My mother won't admit it, but I've always been a disappointment to her. Deep down inside, she'll never forgive herself for giving birth to a daughter who refuses to launder aluminum foil and use it over again. ~Erma Bombeck January. January is the month Star & I go away. Each year since my parents moved back to Queensland I have taken the kids & spent at least 10 days with my mum. This has been particularly important to us since first my dad, & then my youngest brother, died. For the last few years my other brother has been gadding about Asia so mum & I were all of our family there was.

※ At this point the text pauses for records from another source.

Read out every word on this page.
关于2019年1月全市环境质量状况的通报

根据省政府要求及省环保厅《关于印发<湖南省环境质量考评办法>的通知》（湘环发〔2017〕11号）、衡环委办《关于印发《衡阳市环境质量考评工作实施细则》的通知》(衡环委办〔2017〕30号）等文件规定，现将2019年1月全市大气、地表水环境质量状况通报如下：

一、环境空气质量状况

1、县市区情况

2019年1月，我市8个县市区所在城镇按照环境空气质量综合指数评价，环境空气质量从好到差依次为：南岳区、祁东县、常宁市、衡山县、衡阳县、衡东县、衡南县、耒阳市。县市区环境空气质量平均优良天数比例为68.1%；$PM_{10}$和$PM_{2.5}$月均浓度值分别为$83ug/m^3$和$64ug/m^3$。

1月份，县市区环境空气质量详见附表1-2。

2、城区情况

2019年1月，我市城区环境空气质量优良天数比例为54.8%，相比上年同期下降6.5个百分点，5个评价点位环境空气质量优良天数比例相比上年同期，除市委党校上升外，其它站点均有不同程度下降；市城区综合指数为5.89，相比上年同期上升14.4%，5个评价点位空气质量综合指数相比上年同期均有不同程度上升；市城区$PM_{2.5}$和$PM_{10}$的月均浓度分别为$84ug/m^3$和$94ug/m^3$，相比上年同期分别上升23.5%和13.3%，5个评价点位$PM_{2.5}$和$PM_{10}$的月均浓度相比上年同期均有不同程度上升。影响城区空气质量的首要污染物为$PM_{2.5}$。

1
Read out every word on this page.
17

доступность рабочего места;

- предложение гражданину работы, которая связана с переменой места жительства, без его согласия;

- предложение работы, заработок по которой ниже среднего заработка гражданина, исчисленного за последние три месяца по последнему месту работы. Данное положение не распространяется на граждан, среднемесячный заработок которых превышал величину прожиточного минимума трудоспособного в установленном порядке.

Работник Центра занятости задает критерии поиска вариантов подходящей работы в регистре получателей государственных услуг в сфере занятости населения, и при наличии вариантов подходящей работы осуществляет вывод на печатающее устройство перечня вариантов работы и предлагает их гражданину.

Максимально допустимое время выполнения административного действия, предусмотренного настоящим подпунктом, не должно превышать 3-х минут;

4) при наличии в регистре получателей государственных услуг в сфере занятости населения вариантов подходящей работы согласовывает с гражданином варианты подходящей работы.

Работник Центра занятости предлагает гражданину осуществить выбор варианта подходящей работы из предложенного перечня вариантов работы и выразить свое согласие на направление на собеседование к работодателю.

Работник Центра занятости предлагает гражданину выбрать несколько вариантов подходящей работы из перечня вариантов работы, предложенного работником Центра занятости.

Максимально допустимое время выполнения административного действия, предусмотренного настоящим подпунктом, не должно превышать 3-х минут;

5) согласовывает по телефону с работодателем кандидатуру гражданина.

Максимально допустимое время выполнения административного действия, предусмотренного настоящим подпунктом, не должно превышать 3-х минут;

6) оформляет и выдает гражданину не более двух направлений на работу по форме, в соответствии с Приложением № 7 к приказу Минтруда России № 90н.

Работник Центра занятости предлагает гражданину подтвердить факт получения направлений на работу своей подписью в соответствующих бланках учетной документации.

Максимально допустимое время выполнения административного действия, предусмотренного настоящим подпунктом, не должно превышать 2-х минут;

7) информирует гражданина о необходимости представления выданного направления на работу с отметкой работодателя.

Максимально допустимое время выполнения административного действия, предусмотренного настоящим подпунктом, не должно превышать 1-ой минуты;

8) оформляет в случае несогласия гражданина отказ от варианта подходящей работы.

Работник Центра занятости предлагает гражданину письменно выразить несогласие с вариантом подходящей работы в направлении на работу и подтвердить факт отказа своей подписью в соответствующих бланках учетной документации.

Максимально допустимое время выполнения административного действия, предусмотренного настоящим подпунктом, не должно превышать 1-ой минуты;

Now Liddy & my mother are like two peas in a pod. Star & I, well we flip them out. They are just really, really pleased not to share our head space but we are family, quirks & all, & the bond is strong enough for me to regularly uproot myself from cats & garden to make the 2 hour trek north. We have tried to do it at least once a term but January is our long stay. I keep my Christmas reading for January. I try & plan to be around for dad's birthday. I have mum's Christmas present wrapped & ready ~ & she has ours! We anticipate quiet hours of reading time, long walks on the Sunshine Coast beaches, trips up into the hinterland for bush walks & window shopping all the little curiosity shops. We eat & talk & the children hear ma's stories about being the oldest girl in a family of 8 growing up on a farm after the war, & being a young girl about town in a Brisbane that has disappeared.

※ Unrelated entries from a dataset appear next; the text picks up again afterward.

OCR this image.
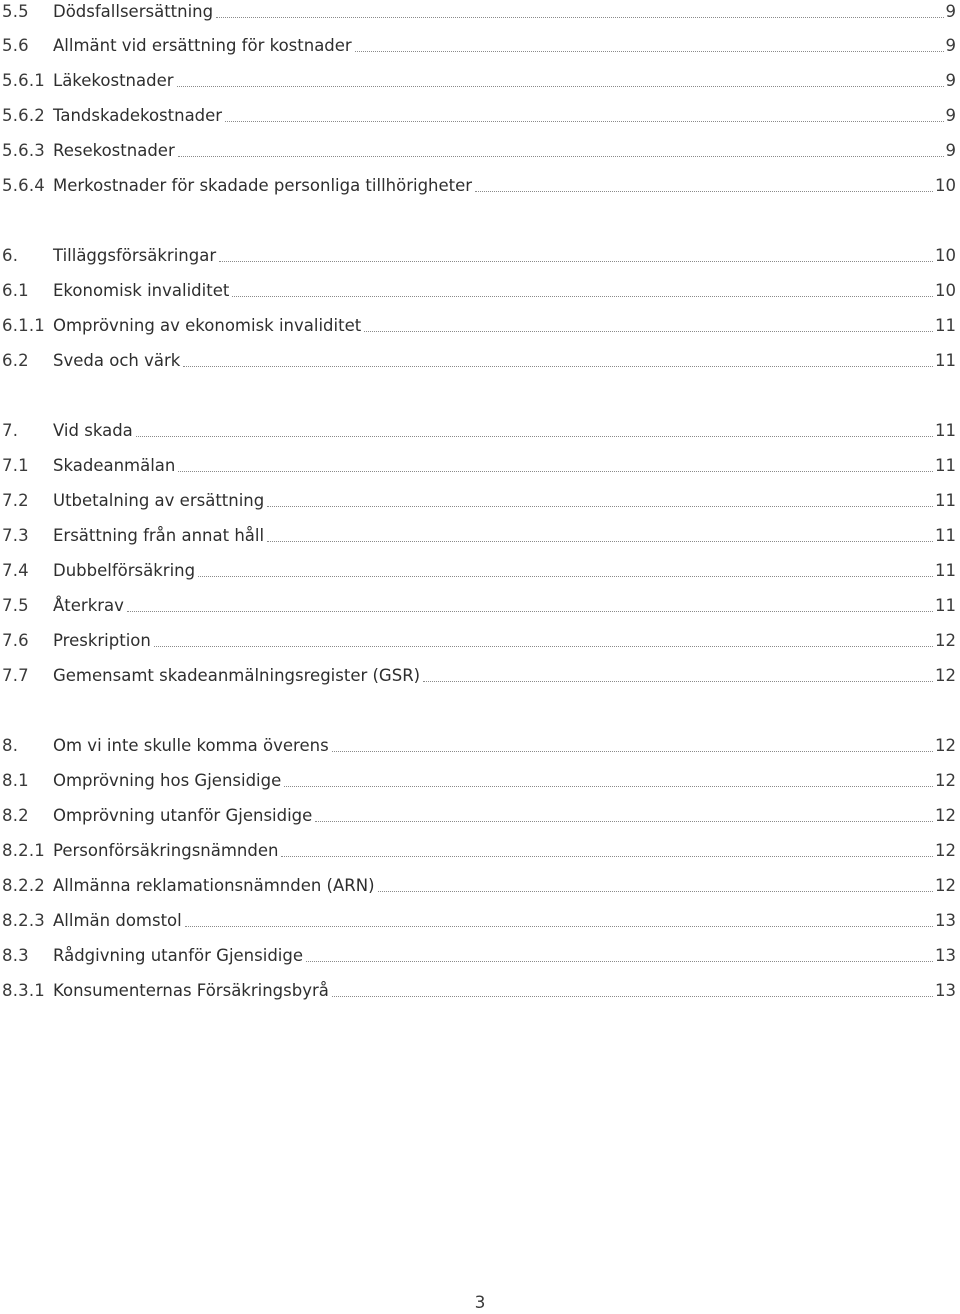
5.5	Dödsfallsersättning	9
5.6	Allmänt vid ersättning för kostnader	9
5.6.1 Läkekostnader	9
5.6.2 Tandskadekostnader	9
5.6.3 Resekostnader	9
5.6.4 Merkostnader för skadade personliga tillhörigheter	10
6.	Tilläggsförsäkringar	10
6.1	Ekonomisk invaliditet	10
6.1.1 Omprövning av ekonomisk invaliditet	11
6.2	Sveda och värk	11
7.	Vid skada	11
7.1	Skadeanmälan	11
7.2	Utbetalning av ersättning	11
7.3	Ersättning från annat håll	11
7.4	Dubbelförsäkring	11
7.5	Återkrav	11
7.6	Preskription	12
7.7	Gemensamt skadeanmälningsregister (GSR)	12
8.	Om vi inte skulle komma överens	12
8.1	Omprövning hos Gjensidige	12
8.2	Omprövning utanför Gjensidige	12
8.2.1 Personförsäkringsnämnden	12
8.2.2 Allmänna reklamationsnämnden (ARN)	12
8.2.3 Allmän domstol	13
8.3	Rådgivning utanför Gjensidige	13
8.3.1 Konsumenternas Försäkringsbyrå	13
3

This year Star is auditioning on dad's birthday. This year it is wetter than usual. This year my schedule is more crowded than usual. I was chatting with mum last night. The roads up her way are awful. The driving conditions are awful. She has more rain coming down than we do. We would be house bound & going stir crazing in her house rather than our own. With great reluctance we have agreed to defer our visit until the weather conditions improve.

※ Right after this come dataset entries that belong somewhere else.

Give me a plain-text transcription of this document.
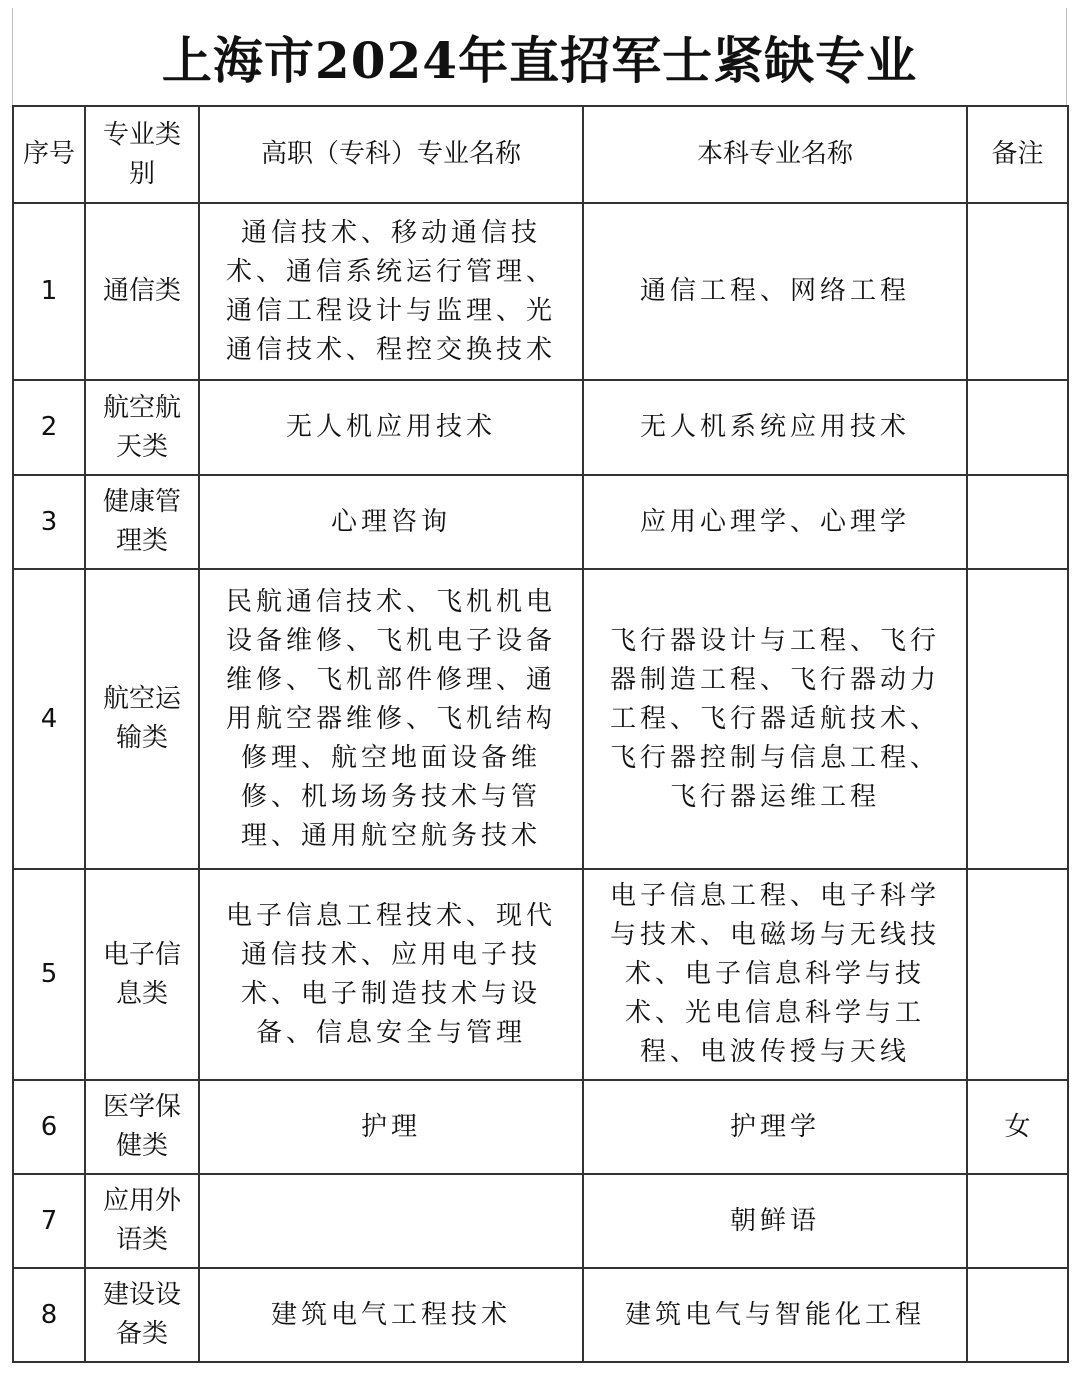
上海市2024年直招军士紧缺专业
序号	专业类别	高职（专科）专业名称	本科专业名称	备注
1	通信类	通信技术、移动通信技术、通信系统运行管理、通信工程设计与监理、光通信技术、程控交换技术	通信工程、网络工程	
2	航空航天类	无人机应用技术	无人机系统应用技术	
3	健康管理类	心理咨询	应用心理学、心理学	
4	航空运输类	民航通信技术、飞机机电设备维修、飞机电子设备维修、飞机部件修理、通用航空器维修、飞机结构修理、航空地面设备维修、机场场务技术与管理、通用航空航务技术	飞行器设计与工程、飞行器制造工程、飞行器动力工程、飞行器适航技术、飞行器控制与信息工程、飞行器运维工程	
5	电子信息类	电子信息工程技术、现代通信技术、应用电子技术、电子制造技术与设备、信息安全与管理	电子信息工程、电子科学与技术、电磁场与无线技术、电子信息科学与技术、光电信息科学与工程、电波传授与天线	
6	医学保健类	护理	护理学	女
7	应用外语类		朝鲜语	
8	建设设备类	建筑电气工程技术	建筑电气与智能化工程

No biggie, you think. No biggie except ma & I know, who better? that there is no future guaranteed us. There are only so many years, so many days, so many hours, vouchsafed us & we do not know how much of that is left to us. I know trying to wrangle a similar space later on in my year is virtually impossible. Yes, I can pack all Star's work into her bag [& won't she just love that!] but Star has put her hand up to work backstage for Creative Generation this year. We hit the ground running & it isn't going to stop.
Gloom & doom, gloom & doom. I think we've had enough rain for now, don't you?